In graphic design, a drop shadow is a visual effect consisting of a drawing element which looks like the shadow of an object, giving the impression that the object is raised above the objects behind it.
The “Reprise Rehearsal” font for Sibelius automatically provides this effect with a handwritten look:
“Finale Copyist Text”, “Broadway Copyist Text” and “Jazz Text” are handwritten look fonts from MakeMusic that provide a way to bracket text, although this is not technically “drop shadow”. See this related article.
For years, in both Finale and Sibelius, I have used Bill Duncan’s “Rehearsal” and “Rehearsal Sans” fonts to create drop shadow rehearsal marks with a more typeset look:
Each of the number and letter characters in the Rehearsal and Rehearsal Sans font have a drop shadow outline above and below each character (including the space character), but with open sides:
This design allows you to globally prepend and append [ ] drop shadow brackets to any text string, regardless of length:
These rehearsal mark fonts were originally part of Bill Duncan’s “Finale Productivity Set” which is long since out of print.
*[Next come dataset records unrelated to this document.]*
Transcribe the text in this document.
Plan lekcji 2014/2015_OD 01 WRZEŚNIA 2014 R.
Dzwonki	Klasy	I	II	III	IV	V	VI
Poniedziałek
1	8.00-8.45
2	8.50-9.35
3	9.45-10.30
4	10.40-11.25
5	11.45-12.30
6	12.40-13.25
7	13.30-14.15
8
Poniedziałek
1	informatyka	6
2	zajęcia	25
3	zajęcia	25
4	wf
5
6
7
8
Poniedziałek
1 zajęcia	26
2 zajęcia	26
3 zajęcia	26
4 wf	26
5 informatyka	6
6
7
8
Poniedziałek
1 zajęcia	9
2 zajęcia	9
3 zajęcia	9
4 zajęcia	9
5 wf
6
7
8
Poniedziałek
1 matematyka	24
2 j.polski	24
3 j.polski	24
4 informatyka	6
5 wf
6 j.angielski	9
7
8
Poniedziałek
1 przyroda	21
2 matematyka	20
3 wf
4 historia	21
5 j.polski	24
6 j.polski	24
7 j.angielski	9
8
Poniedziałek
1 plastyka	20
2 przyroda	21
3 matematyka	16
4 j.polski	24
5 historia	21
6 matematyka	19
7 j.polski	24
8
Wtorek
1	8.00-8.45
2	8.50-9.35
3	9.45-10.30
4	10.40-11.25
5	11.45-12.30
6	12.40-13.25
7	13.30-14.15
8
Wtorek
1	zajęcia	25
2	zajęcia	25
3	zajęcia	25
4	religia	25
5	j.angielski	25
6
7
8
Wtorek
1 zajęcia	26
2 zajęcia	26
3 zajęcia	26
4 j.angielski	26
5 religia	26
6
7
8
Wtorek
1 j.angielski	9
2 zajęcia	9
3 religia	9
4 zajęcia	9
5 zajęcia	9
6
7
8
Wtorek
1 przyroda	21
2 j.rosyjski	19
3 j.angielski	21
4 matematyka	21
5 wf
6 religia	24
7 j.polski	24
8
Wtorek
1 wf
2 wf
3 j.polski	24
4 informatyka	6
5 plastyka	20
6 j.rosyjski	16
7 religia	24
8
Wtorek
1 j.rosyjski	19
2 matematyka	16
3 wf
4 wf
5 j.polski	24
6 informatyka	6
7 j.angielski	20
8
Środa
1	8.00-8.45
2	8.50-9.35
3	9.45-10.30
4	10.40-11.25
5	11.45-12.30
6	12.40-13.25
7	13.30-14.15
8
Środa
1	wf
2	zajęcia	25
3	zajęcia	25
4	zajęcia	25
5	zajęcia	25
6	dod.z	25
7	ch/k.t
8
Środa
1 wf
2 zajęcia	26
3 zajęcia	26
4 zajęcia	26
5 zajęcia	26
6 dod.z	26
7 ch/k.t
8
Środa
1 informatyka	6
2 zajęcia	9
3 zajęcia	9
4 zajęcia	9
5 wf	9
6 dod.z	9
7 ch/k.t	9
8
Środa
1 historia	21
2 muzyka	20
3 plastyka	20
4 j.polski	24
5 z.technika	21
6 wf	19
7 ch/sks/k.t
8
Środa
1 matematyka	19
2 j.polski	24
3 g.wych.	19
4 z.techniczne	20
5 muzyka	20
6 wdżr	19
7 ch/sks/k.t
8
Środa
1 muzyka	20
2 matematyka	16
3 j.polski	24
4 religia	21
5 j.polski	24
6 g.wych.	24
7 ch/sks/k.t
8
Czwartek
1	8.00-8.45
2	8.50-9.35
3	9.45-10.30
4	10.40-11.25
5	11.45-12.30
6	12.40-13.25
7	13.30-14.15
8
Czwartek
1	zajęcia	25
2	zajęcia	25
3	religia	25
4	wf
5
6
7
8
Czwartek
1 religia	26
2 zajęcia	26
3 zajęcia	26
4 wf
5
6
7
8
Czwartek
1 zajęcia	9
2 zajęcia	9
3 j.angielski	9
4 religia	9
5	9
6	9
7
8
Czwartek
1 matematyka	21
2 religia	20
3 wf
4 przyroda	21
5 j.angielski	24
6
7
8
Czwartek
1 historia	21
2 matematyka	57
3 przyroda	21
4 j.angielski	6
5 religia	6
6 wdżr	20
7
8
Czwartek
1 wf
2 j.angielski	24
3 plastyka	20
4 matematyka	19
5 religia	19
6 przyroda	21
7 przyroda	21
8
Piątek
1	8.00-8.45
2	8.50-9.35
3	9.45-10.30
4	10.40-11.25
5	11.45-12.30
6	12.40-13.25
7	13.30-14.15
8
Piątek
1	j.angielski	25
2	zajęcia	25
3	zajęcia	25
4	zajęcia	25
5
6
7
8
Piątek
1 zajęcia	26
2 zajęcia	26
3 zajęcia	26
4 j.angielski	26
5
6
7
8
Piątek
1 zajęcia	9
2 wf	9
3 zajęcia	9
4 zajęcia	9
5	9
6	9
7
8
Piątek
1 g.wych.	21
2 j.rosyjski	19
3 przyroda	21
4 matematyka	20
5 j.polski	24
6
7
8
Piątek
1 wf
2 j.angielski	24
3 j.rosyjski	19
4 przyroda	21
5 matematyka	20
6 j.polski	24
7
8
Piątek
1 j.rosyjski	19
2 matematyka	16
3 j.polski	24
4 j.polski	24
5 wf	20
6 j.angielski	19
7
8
The last known source I am aware of is NPC Imaging.
But if you really like this effect, you don’t really need a special font; at least not in Finale. All you need to do is create two different rehearsal mark Expressions with slightly different enclosure thicknesses and positioning and when you add each rehearsal mark, overlay these two rehearsal marks one on top of the other.
(Sibelius provides a global setting for “Text Borders” in its Engraving Rules which affects all text enclosures, so it isn’t currently possible to use this technique in that program.)
First, define your preferred font, size and placement for your Rehearsal Marks in Category Designer:
Next, go into the Expression Selector and check “Use Auto Sequencing Style”. Choose your preferred Rehearsal Mark style from the popup:
Now, drill down to the Enclosure Designer and set the Enclosure size and Enclosure thickness; whatever you think looks good for the “shadow”. Here, I have set the Enclosure thickness to 1/2 of a space. Note that I also have “Opaque” checked:
Next, OK the Enclosure Designer and Expression Designer dialogs so you are back in the Expression Selection dialog. Duplicate your Rehearsal Mark:
For this second Rehearsal Mark, click Edit, then go into the Enclosure Designer and change the enclosure width to something thinner; e.g. closer to the width of a staff line. I used 2 evpus.
OK the dialog, then go into the Positioning Tab and uncheck “Use Rehearsal Mark Positioning”. Add a negative offset to “Additional Horizontal Offset”, and a positive offset to “Additional Vertical Offset”. Small increments will increase the amount of the “shadow” effect. Try between .25 — .33 spaces plus or minus to start:
You can assign hot keys to this pair of marks so that you can apply them quickly right over the top of one another. The default mark goes on first, and your version with the thinner enclosure right after. This works with any of the auto sequencing styles:
Note that you can also use this same overlay technique for a rehearsal mark or any other boxed text that is a longer string, for instance to recreate the “Chorus” example above:
My colleague Jan Angermüller points out to me that you could use this same technique to create a drop shadow effect for measure numbers. Create two identical measure number regions, then set the enclosure thickness and positioning in Measure Number Regions similarly to the steps above.